Kevin hurried past him and locked the door. Brother Verber returned to the living room and told Dahlia he needed to step outside for a minute. He didn't have a handy explanation, but she sat in the chair like a great pink Buddha and didn't so much as turn her head. Once outside, he hurried to the back of the mobile home.

The bathroom window was open, of course, and from inside he heard a curious moaning sound that made him wonder if he needed a plumber. He stopped worrying about the sound when he looked down at the patch of brown grass below the window, where there should have been two magazines. He'd dropped them out the window less than a minute earlier. He'd heard them flutter like pigeons.

Brother Verber looked around wildly. Across the street at the Emporium, one of the hippie women came out the back door and dropped a bag in a battered garbage can. She didn't appear to notice him, though, and he figured she couldn't have gotten to the mobile home and back inside the store in that short a time. A truck towing a horse trailer came down the county road, braked momentarily in deference to the stop sign, and pulled onto the highway. A drunk stumbled out of the pool hall, but it was a good block away and the drunk wasn't exactly leaping like a ballerina.

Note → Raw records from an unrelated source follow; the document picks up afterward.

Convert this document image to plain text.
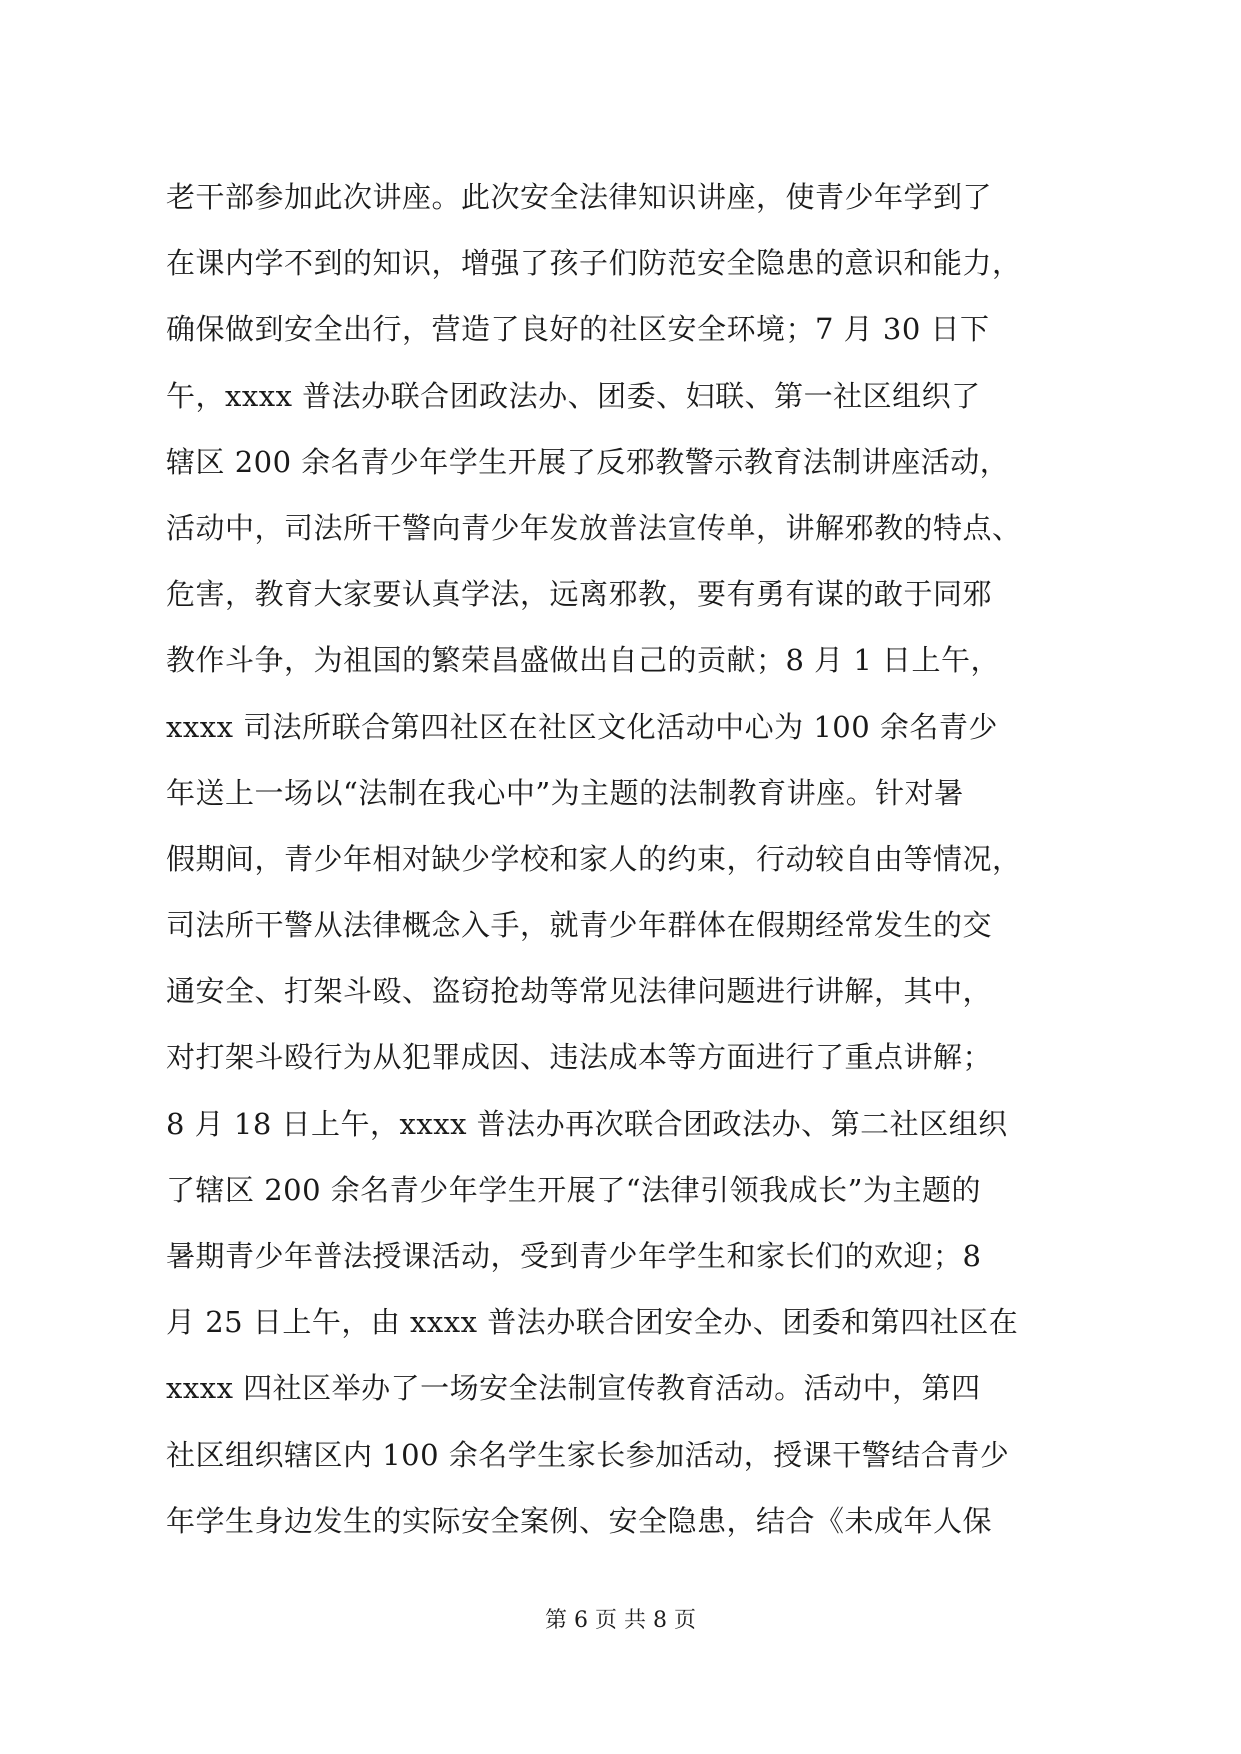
老干部参加此次讲座。此次安全法律知识讲座，使青少年学到了
在课内学不到的知识，增强了孩子们防范安全隐患的意识和能力，
确保做到安全出行，营造了良好的社区安全环境；7 月 30 日下
午，xxxx 普法办联合团政法办、团委、妇联、第一社区组织了
辖区 200 余名青少年学生开展了反邪教警示教育法制讲座活动，
活动中，司法所干警向青少年发放普法宣传单，讲解邪教的特点、
危害，教育大家要认真学法，远离邪教，要有勇有谋的敢于同邪
教作斗争，为祖国的繁荣昌盛做出自己的贡献；8 月 1 日上午，
xxxx 司法所联合第四社区在社区文化活动中心为 100 余名青少
年送上一场以“法制在我心中”为主题的法制教育讲座。针对暑
假期间，青少年相对缺少学校和家人的约束，行动较自由等情况，
司法所干警从法律概念入手，就青少年群体在假期经常发生的交
通安全、打架斗殴、盗窃抢劫等常见法律问题进行讲解，其中，
对打架斗殴行为从犯罪成因、违法成本等方面进行了重点讲解；
8 月 18 日上午，xxxx 普法办再次联合团政法办、第二社区组织
了辖区 200 余名青少年学生开展了“法律引领我成长”为主题的
暑期青少年普法授课活动，受到青少年学生和家长们的欢迎；8
月 25 日上午，由 xxxx 普法办联合团安全办、团委和第四社区在
xxxx 四社区举办了一场安全法制宣传教育活动。活动中，第四
社区组织辖区内 100 余名学生家长参加活动，授课干警结合青少
年学生身边发生的实际安全案例、安全隐患，结合《未成年人保
第 6 页 共 8 页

Clasping his hands over his belly, Brother Verber looked skyward skyward. "Why me, Lord?" he said. He waited for a reply, but he didn't hold his breath or anything.


*****

Lissie and I were sitting on the porch steps when Harve and Les Vernon drove up. I told Lissie to wait there, then went over to the car and gave Harve a rundown on what I'd discovered and what I'd done thereafter.

"Jesus H.," he said, taking off his hat to run his hand across his carefully oiled hair. "The little girl's okay?"

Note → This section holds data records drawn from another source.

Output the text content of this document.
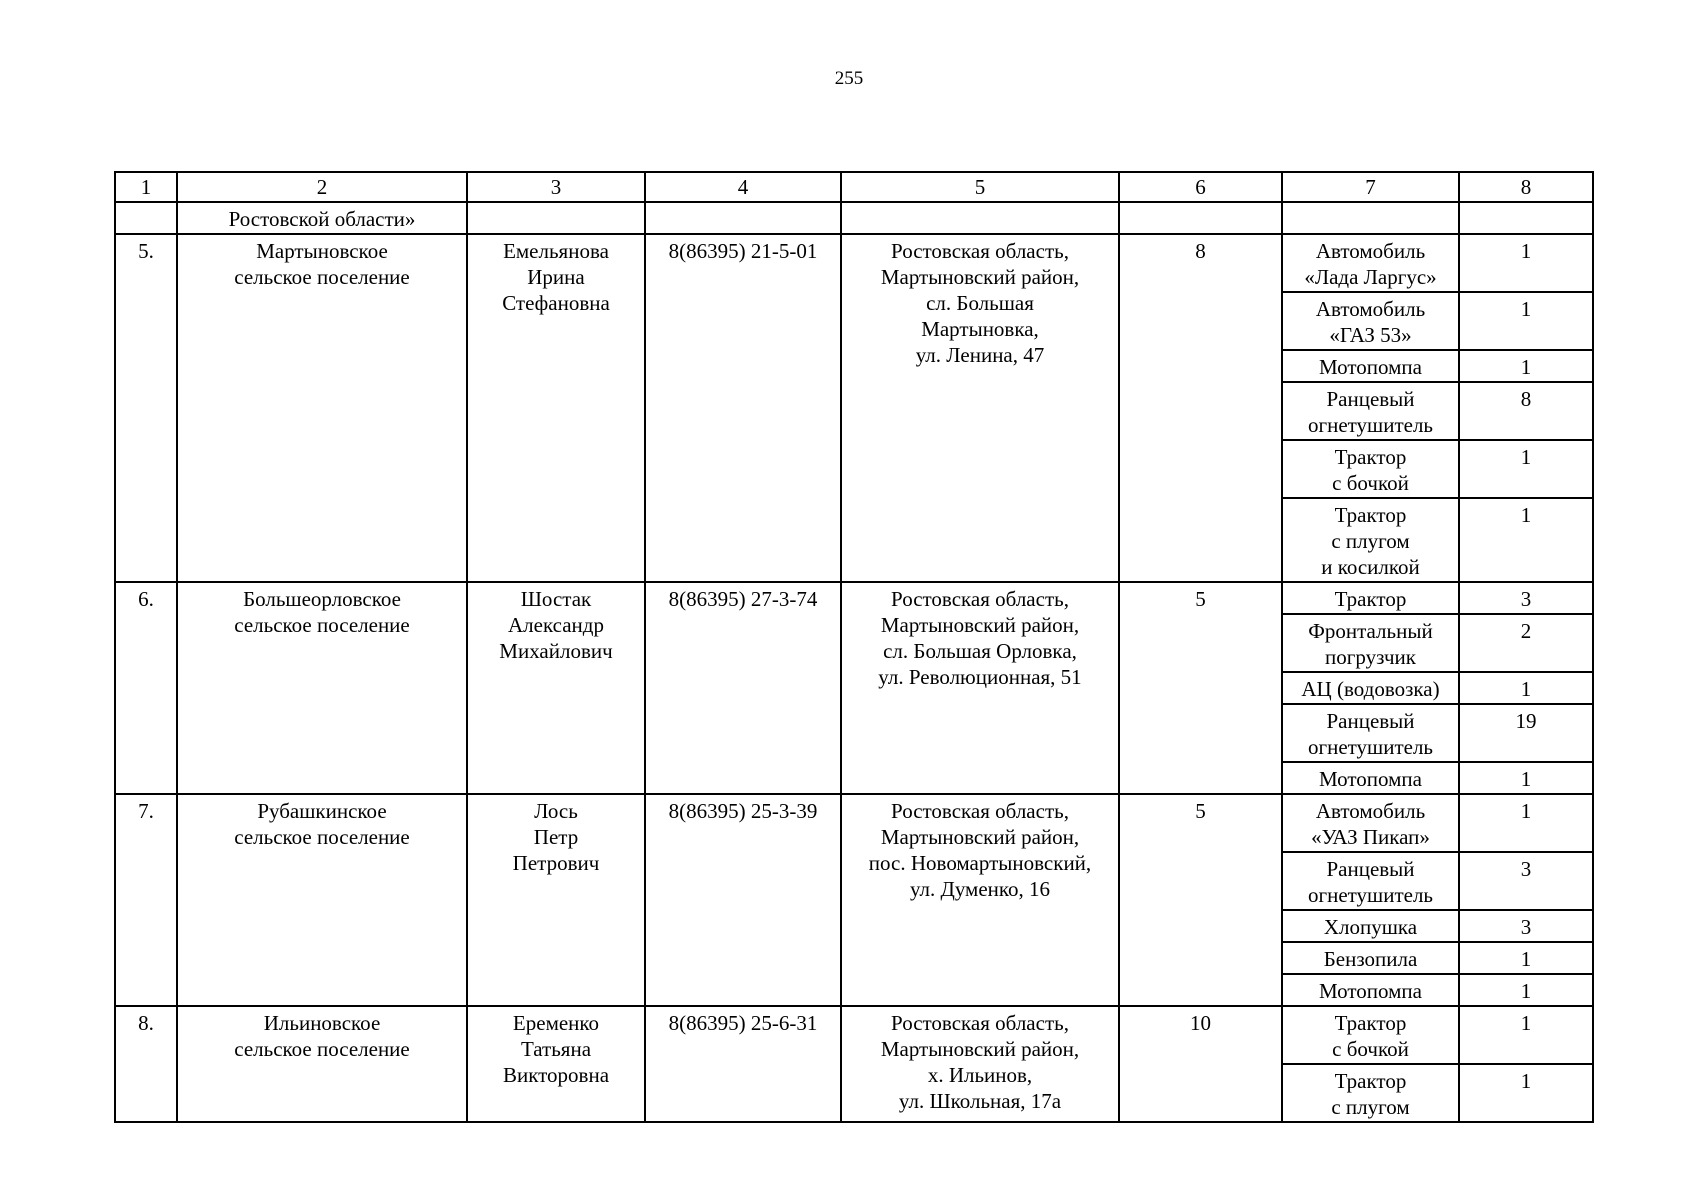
255
1	2	3	4	5	6	7	8
	Ростовской области»						
5.	Мартыновское
сельское поселение	Емельянова
Ирина
Стефановна	8(86395) 21-5-01	Ростовская область,
Мартыновский район,
сл. Большая
Мартыновка,
ул. Ленина, 47	8	Автомобиль
«Лада Ларгус»	1
						Автомобиль
«ГАЗ 53»	1
						Мотопомпа	1
						Ранцевый
огнетушитель	8
						Трактор
с бочкой	1
						Трактор
с плугом
и косилкой	1
6.	Большеорловское
сельское поселение	Шостак
Александр
Михайлович	8(86395) 27-3-74	Ростовская область,
Мартыновский район,
сл. Большая Орловка,
ул. Революционная, 51	5	Трактор	3
						Фронтальный
погрузчик	2
						АЦ (водовозка)	1
						Ранцевый
огнетушитель	19
						Мотопомпа	1
7.	Рубашкинское
сельское поселение	Лось
Петр
Петрович	8(86395) 25-3-39	Ростовская область,
Мартыновский район,
пос. Новомартыновский,
ул. Думенко, 16	5	Автомобиль
«УАЗ Пикап»	1
						Ранцевый
огнетушитель	3
						Хлопушка	3
						Бензопила	1
						Мотопомпа	1
8.	Ильиновское
сельское поселение	Еременко
Татьяна
Викторовна	8(86395) 25-6-31	Ростовская область,
Мартыновский район,
х. Ильинов,
ул. Школьная, 17а	10	Трактор
с бочкой	1
						Трактор
с плугом	1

"She seems fine. The medics said Buzz was critical. They were more optimistic about Martin, the boy. His color was quite a bit better, and he was semiconscious when they put him in the ambulance. The coroner's on his way with Plover and a couple of men to take prints and photographs."

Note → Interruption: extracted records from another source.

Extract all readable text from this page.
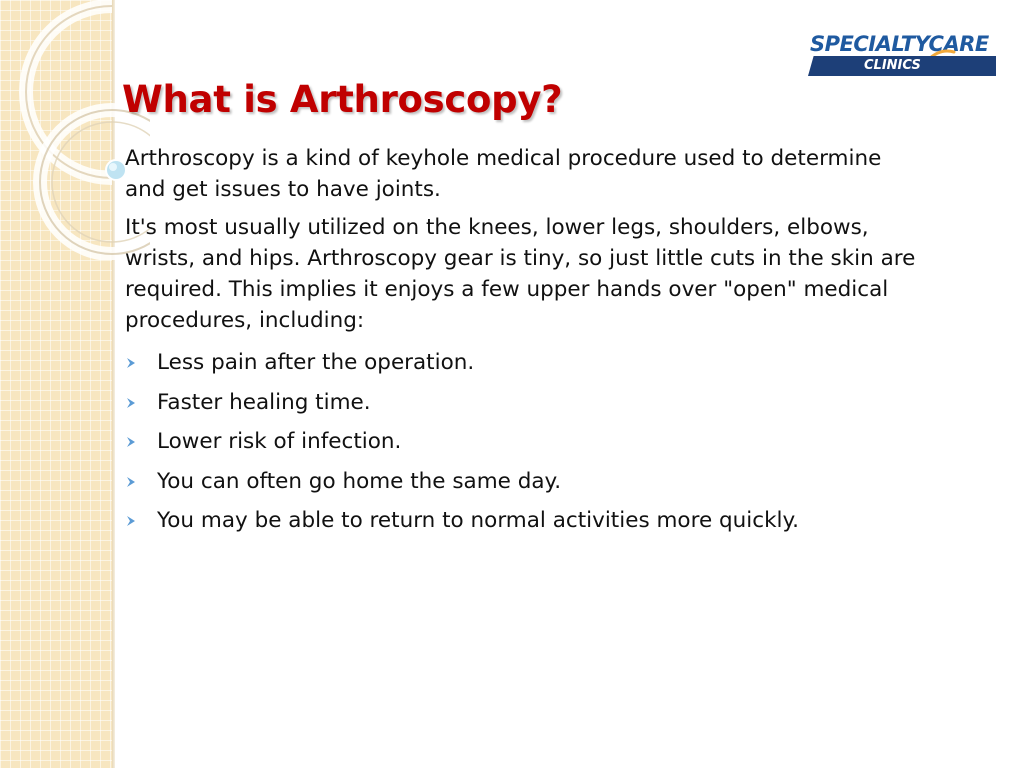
SPECIALTYCARE
CLINICS
What is Arthroscopy?

Arthroscopy is a kind of keyhole medical procedure used to determine and get issues to have joints.

It's most usually utilized on the knees, lower legs, shoulders, elbows, wrists, and hips. Arthroscopy gear is tiny, so just little cuts in the skin are required. This implies it enjoys a few upper hands over "open" medical procedures, including:

Less pain after the operation.
Faster healing time.
Lower risk of infection.
You can often go home the same day.
You may be able to return to normal activities more quickly.
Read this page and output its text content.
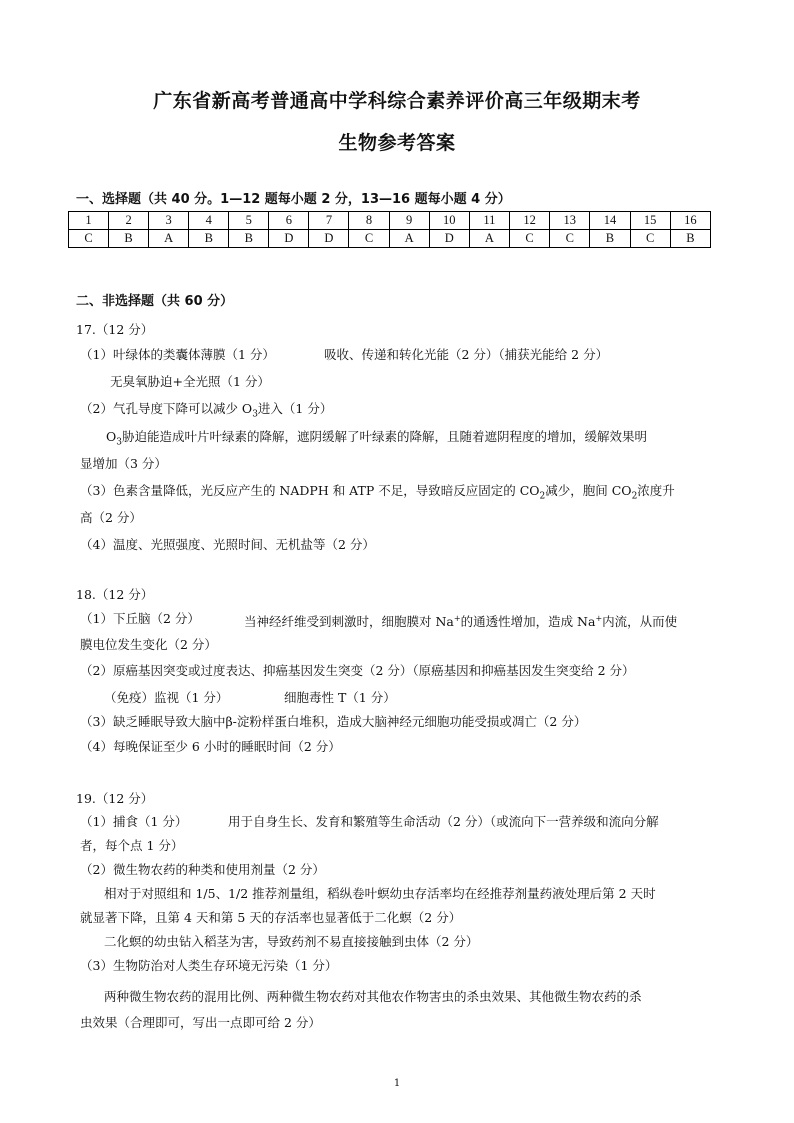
广东省新高考普通高中学科综合素养评价高三年级期末考
生物参考答案
一、选择题（共 40 分。1—12 题每小题 2 分，13—16 题每小题 4 分）
1	2	3	4	5	6	7	8	9	10	11	12	13	14	15	16
C	B	A	B	B	D	D	C	A	D	A	C	C	B	C	B
二、非选择题（共 60 分）
17.（12 分）
（1）叶绿体的类囊体薄膜（1 分）	吸收、传递和转化光能（2 分）（捕获光能给 2 分）
无臭氧胁迫+全光照（1 分）
（2）气孔导度下降可以减少 $O_3$进入（1 分）
$O_3$胁迫能造成叶片叶绿素的降解，遮阴缓解了叶绿素的降解，且随着遮阴程度的增加，缓解效果明
显增加（3 分）
（3）色素含量降低，光反应产生的 NADPH 和 ATP 不足，导致暗反应固定的 $CO_2$减少，胞间 $CO_2$浓度升
高（2 分）
（4）温度、光照强度、光照时间、无机盐等（2 分）
18.（12 分）
（1）下丘脑（2 分）	当神经纤维受到刺激时，细胞膜对 Na+的通透性增加，造成 Na+内流，从而使
膜电位发生变化（2 分）
（2）原癌基因突变或过度表达、抑癌基因发生突变（2 分）（原癌基因和抑癌基因发生突变给 2 分）
（免疫）监视（1 分）	细胞毒性 T（1 分）
（3）缺乏睡眠导致大脑中β-淀粉样蛋白堆积，造成大脑神经元细胞功能受损或凋亡（2 分）
（4）每晚保证至少 6 小时的睡眠时间（2 分）
19.（12 分）
（1）捕食（1 分）	用于自身生长、发育和繁殖等生命活动（2 分）（或流向下一营养级和流向分解
者，每个点 1 分）
（2）微生物农药的种类和使用剂量（2 分）
相对于对照组和 1/5、1/2 推荐剂量组，稻纵卷叶螟幼虫存活率均在经推荐剂量药液处理后第 2 天时
就显著下降，且第 4 天和第 5 天的存活率也显著低于二化螟（2 分）
二化螟的幼虫钻入稻茎为害，导致药剂不易直接接触到虫体（2 分）
（3）生物防治对人类生存环境无污染（1 分）
两种微生物农药的混用比例、两种微生物农药对其他农作物害虫的杀虫效果、其他微生物农药的杀
虫效果（合理即可，写出一点即可给 2 分）
1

Harve got out of the car and stared at the house. "Did you look around at all?"

"I didn't see any half-eaten sponge cakes, if that's what you're getting at. Damn it, what's going on in this town? Have we got a maniac on our hands? Maggody's not big enough to have a resident maniac. Don't try to tell me-"

Harve hushed me and herded me away from the porch. We hissed at each other until Plover drove up, followed by other official vehicles. He issued orders, then joined us. "Do you want to come inside?" he asked me.

"I want to crawl under my covers," I said in all sincerity. "No, I've seen enough to hold me. You all can go look for cellophane wrappers and fingerprints and whatever it is you think you'll find."

"We'll need you to wait."

"I'll wait." I went across the yard and sat down in the grass, battling to maintain a professional composure. I'd seen nasty things in my life-and some of them in a shabby little town where, in theory, nothing ever happened. When something happened here, however, it happened with an intensity that made it a hundred times worse. A corpse in Manhattan was a corpse. In Maggody, it was someone's mother, someone's child, someone who lived next door or sang in the choir. It had a name. The violence wasn't isolated in a Bowery doorstep. It was a blister that enveloped all of us; we couldn't dismiss it as an inexplicable act of greed, or lust, or rage.

My eyes were closed and my shoulders trembling when I felt a small hand on my knee. "Don't cry, Miss Arly," Lissie said softly. "When I cry, Pa says all it does is make my nose turn red. He says it don't help to act like a baby and that I have to be a big girl now that Mama's in heaven."

"I'm sure your pa loves you very much," I said, aware of the incongruity of a police officer being comforted by a ten-year-old child whose father might be dead within the hour. There was a bright yellow dandelion near my foot. I picked it and handed it to her with a weak smile.

She searched my face for a long while, then crawled into my lap and put her thumb in her mouth. I wrapped my arms around her, and the two of us rocked back and forth in the grass.